The author lists 7 and A1 as the justification for line 8, but I am not exactly sure how the author intends to accomplish that. I think that the author thinks that given that A1 says that $(A \lor A)$ implies $A$, the author seems to want to use this to replace $A \lor A$ with $A$ in line 7. However, there is no rule that allows you to do such a thing, and in fact, that could easily lead to invalid inferences! For example, just because $A$ implies $B$ does not mean that $A \to C$ implies $A \to C$.

Third, the author claims that PA5 is Axiom 5 from Russell and Whitehead, but it is not that at all.

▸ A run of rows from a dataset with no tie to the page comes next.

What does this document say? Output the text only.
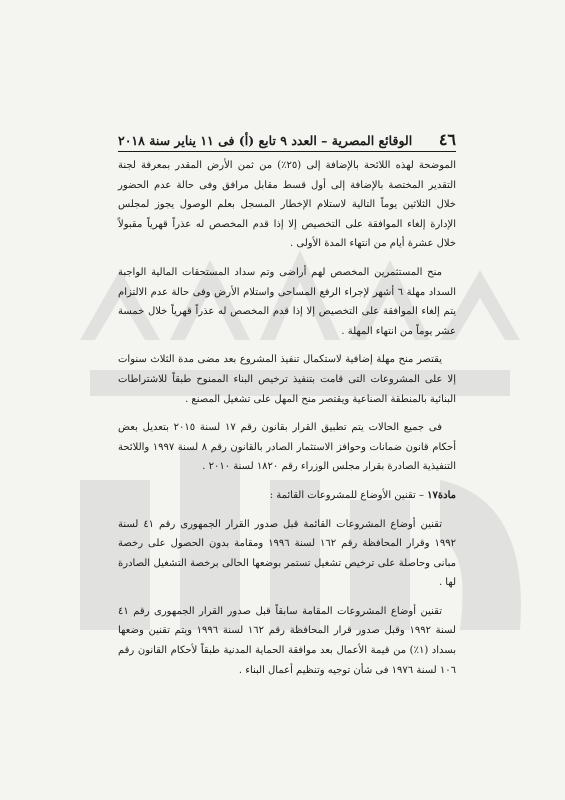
٤٦
الوقائع المصرية – العدد ٩ تابع (أ) فى ١١ يناير سنة ٢٠١٨

الموضحة لهذه اللائحة بالإضافة إلى (٢٥٪) من ثمن الأرض المقدر بمعرفة لجنة التقدير المختصة بالإضافة إلى أول قسط مقابل مرافق وفى حالة عدم الحضور خلال الثلاثين يوماً التالية لاستلام الإخطار المسجل بعلم الوصول يجوز لمجلس الإدارة إلغاء الموافقة على التخصيص إلا إذا قدم المخصص له عذراً قهرياً مقبولاً خلال عشرة أيام من انتهاء المدة الأولى .

منح المستثمرين المخصص لهم أراضى وتم سداد المستحقات المالية الواجبة السداد مهلة ٦ أشهر لإجراء الرفع المساحى واستلام الأرض وفى حالة عدم الالتزام يتم إلغاء الموافقة على التخصيص إلا إذا قدم المخصص له عذراً قهرياً خلال خمسة عشر يوماً من انتهاء المهلة .

يقتصر منح مهلة إضافية لاستكمال تنفيذ المشروع بعد مضى مدة الثلاث سنوات إلا على المشروعات التى قامت بتنفيذ ترخيص البناء الممنوح طبقاً للاشتراطات البنائية بالمنطقة الصناعية ويقتصر منح المهل على تشغيل المصنع .

فى جميع الحالات يتم تطبيق القرار بقانون رقم ١٧ لسنة ٢٠١٥ بتعديل بعض أحكام قانون ضمانات وحوافز الاستثمار الصادر بالقانون رقم ٨ لسنة ١٩٩٧ واللائحة التنفيذية الصادرة بقرار مجلس الوزراء رقم ١٨٢٠ لسنة ٢٠١٠ .

مادة١٧ – تقنين الأوضاع للمشروعات القائمة :

تقنين أوضاع المشروعات القائمة قبل صدور القرار الجمهورى رقم ٤١ لسنة ١٩٩٢ وقرار المحافظة رقم ١٦٢ لسنة ١٩٩٦ ومقامة بدون الحصول على رخصة مبانى وحاصلة على ترخيص تشغيل تستمر بوضعها الحالى برخصة التشغيل الصادرة لها .

تقنين أوضاع المشروعات المقامة سابقاً قبل صدور القرار الجمهورى رقم ٤١ لسنة ١٩٩٢ وقبل صدور قرار المحافظة رقم ١٦٢ لسنة ١٩٩٦ ويتم تقنين وضعها بسداد (١٪) من قيمة الأعمال بعد موافقة الحماية المدنية طبقاً لأحكام القانون رقم ١٠٦ لسنة ١٩٧٦ فى شأن توجيه وتنظيم أعمال البناء .
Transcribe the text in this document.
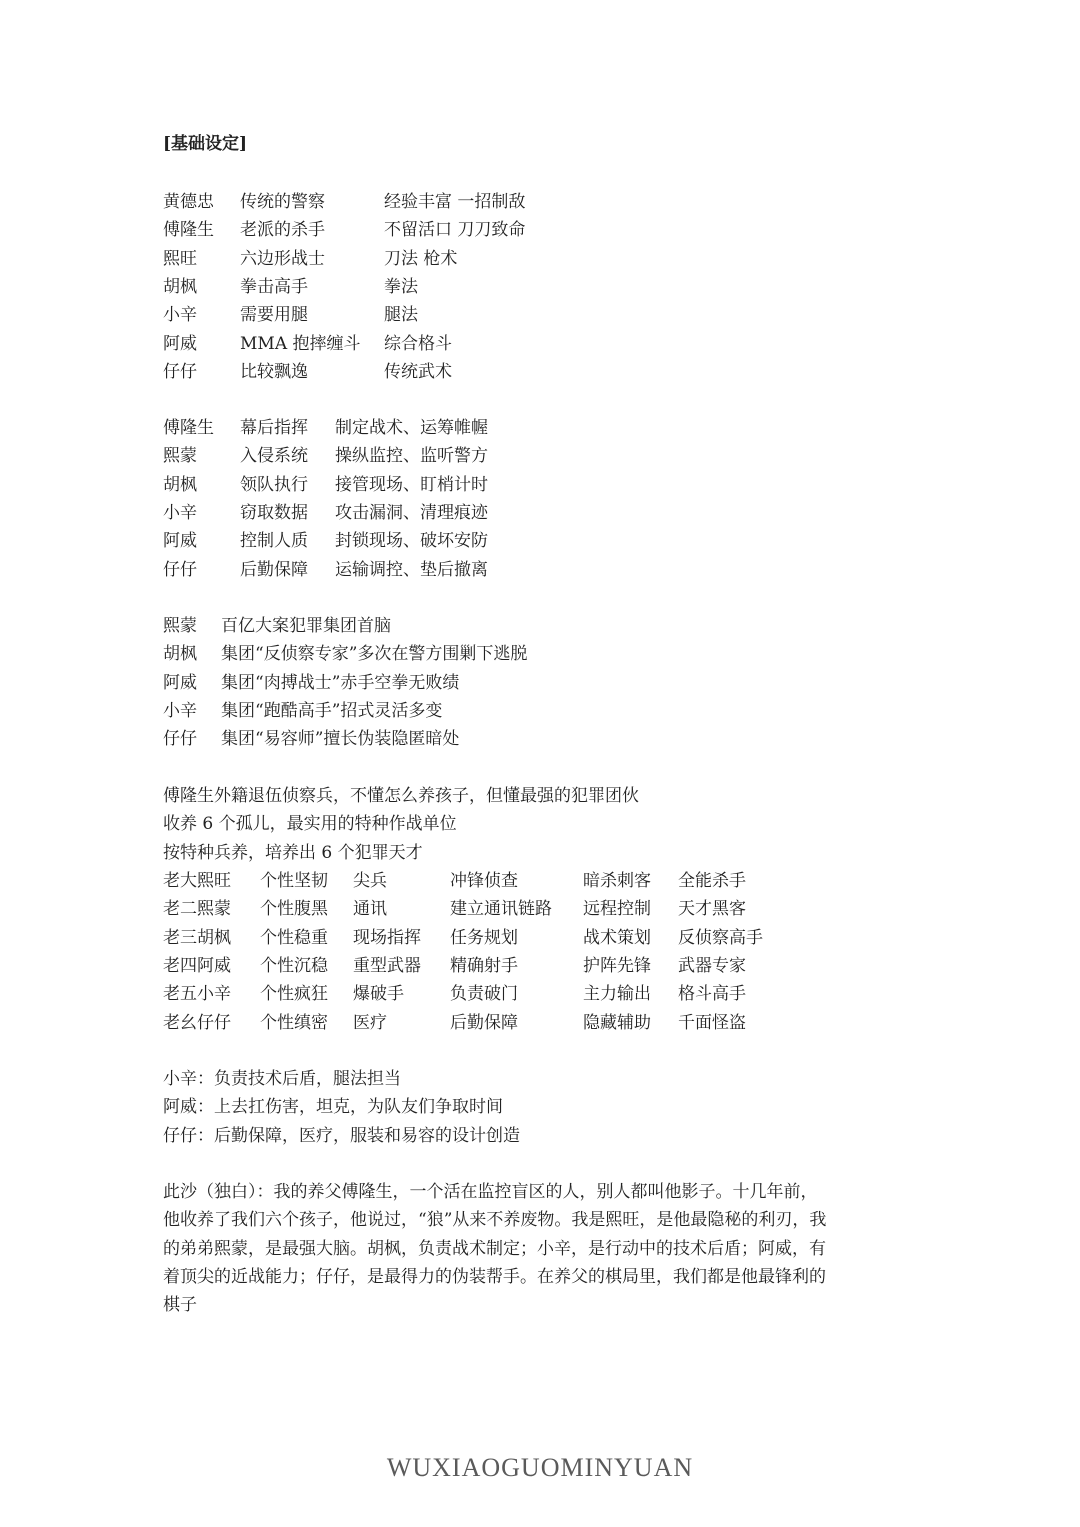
[基础设定]
黄德忠 传统的警察	经验丰富 一招制敌
傅隆生 老派的杀手	不留活口 刀刀致命
熙旺	六边形战士	刀法 枪术
胡枫	拳击高手	拳法
小辛	需要用腿	腿法
阿威	MMA 抱摔缠斗 综合格斗
仔仔	比较飘逸	传统武术
傅隆生 幕后指挥 制定战术、运筹帷幄
熙蒙	入侵系统 操纵监控、监听警方
胡枫	领队执行 接管现场、盯梢计时
小辛	窃取数据 攻击漏洞、清理痕迹
阿威	控制人质 封锁现场、破坏安防
仔仔	后勤保障 运输调控、垫后撤离
熙蒙 百亿大案犯罪集团首脑
胡枫 集团“反侦察专家”多次在警方围剿下逃脱
阿威 集团“肉搏战士”赤手空拳无败绩
小辛 集团“跑酷高手”招式灵活多变
仔仔 集团“易容师”擅长伪装隐匿暗处
傅隆生外籍退伍侦察兵，不懂怎么养孩子，但懂最强的犯罪团伙
收养 6 个孤儿，最实用的特种作战单位
按特种兵养，培养出 6 个犯罪天才
老大熙旺 个性坚韧 尖兵	冲锋侦查	暗杀刺客 全能杀手
老二熙蒙 个性腹黑 通讯	建立通讯链路 远程控制 天才黑客
老三胡枫 个性稳重 现场指挥 任务规划	战术策划 反侦察高手
老四阿威 个性沉稳 重型武器 精确射手	护阵先锋 武器专家
老五小辛 个性疯狂 爆破手	负责破门	主力输出 格斗高手
老幺仔仔 个性缜密 医疗	后勤保障	隐藏辅助 千面怪盗
小辛：负责技术后盾，腿法担当
阿威：上去扛伤害，坦克，为队友们争取时间
仔仔：后勤保障，医疗，服装和易容的设计创造
此沙（独白）：我的养父傅隆生，一个活在监控盲区的人，别人都叫他影子。十几年前，
他收养了我们六个孩子，他说过，“狼”从来不养废物。我是熙旺，是他最隐秘的利刃，我
的弟弟熙蒙，是最强大脑。胡枫，负责战术制定；小辛，是行动中的技术后盾；阿威，有
着顶尖的近战能力；仔仔，是最得力的伪装帮手。在养父的棋局里，我们都是他最锋利的
棋子
WUXIAOGUOMINYUAN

In fact, the A5 listed here is not even a logical truth! The right axiom is:

$$PM5. (B \to C) \to ((A \lor B) \to (A \lor C))$$

but that brings me to:

Fourth: line 3 is neither an instance of the defective A5, nor of PM5.

Instead, line 4 is an instance of PM5.... but I see no way it can be obtained from line 3

Fifth, the author says that line 9 is obtained through Modus Ponens on line 8, but Modus Ponens requires a second line, which the author does not indicate. However, that other line would either have to be $A \to A$, or $((A \to A) \to (A \to A)) \to (A \to A)$, neither of which occur earlier in the proof. What would make sense, is to do a Modus Ponens on A1 and line 7.

So .. here is what a proper proof would have looked like:

1. $A \to (A \lor A) \ \text{(instance of A2)}$
2. $((A \lor A) \to A) \to ((\neg A \lor (A \lor A)) \to (\neg A \lor A)) \text{(instance of PM5)}$
3. $((A \lor A) \to A) \to ((A \to (A \lor A)) \to (A \to A)) \text{(3 and property of $\to$)}$
4. $(A \lor A) \to A \ \text{(instance of A1)}$
5. $(A \to (A \lor A)) \to (A \to A) \text{(3 and 4, Modus Ponens)}$
6. $A \to A \text{(1 and 5, Modus Ponens)}$
7. $\neg A \lor A \text{(6 and property of $\to$)}$

I think this is what the author intended to do, but it ends up looking nothing like it. What a mess!! Please stop using this source!!

Answer 2

As per the answer above, Ax.5 is simply wrong.

Using the correct one, with the substitution: $\lnot A$ in place of $A$, we have:

1. $(B→C) → ((\lnot A∨B)→(\lnot A∨C))$,

that is equivalent [by the definition of $\to$] to:

2. $(B \to C) → ((A \to B)→(A \to C))$.

Applying the substitution: $A \lor A$ in place of $B$; $A$ in place of $C$, we get:

3. $((A \lor A) \to A) \to [(A \to (A \lor A))\to (A \to A)]$.

Using Ax.1 and Modus Ponens, we get:

4. $(A \to (A \lor A))\to (A \to A)$.

Using Ax.2 [with the substitution: $A$ in place of $B$] and MP we get:

5. $A \to A$.

Finally, we have to rewrite is using the def. of $\to$ to get:

$\lnot A \lor A$.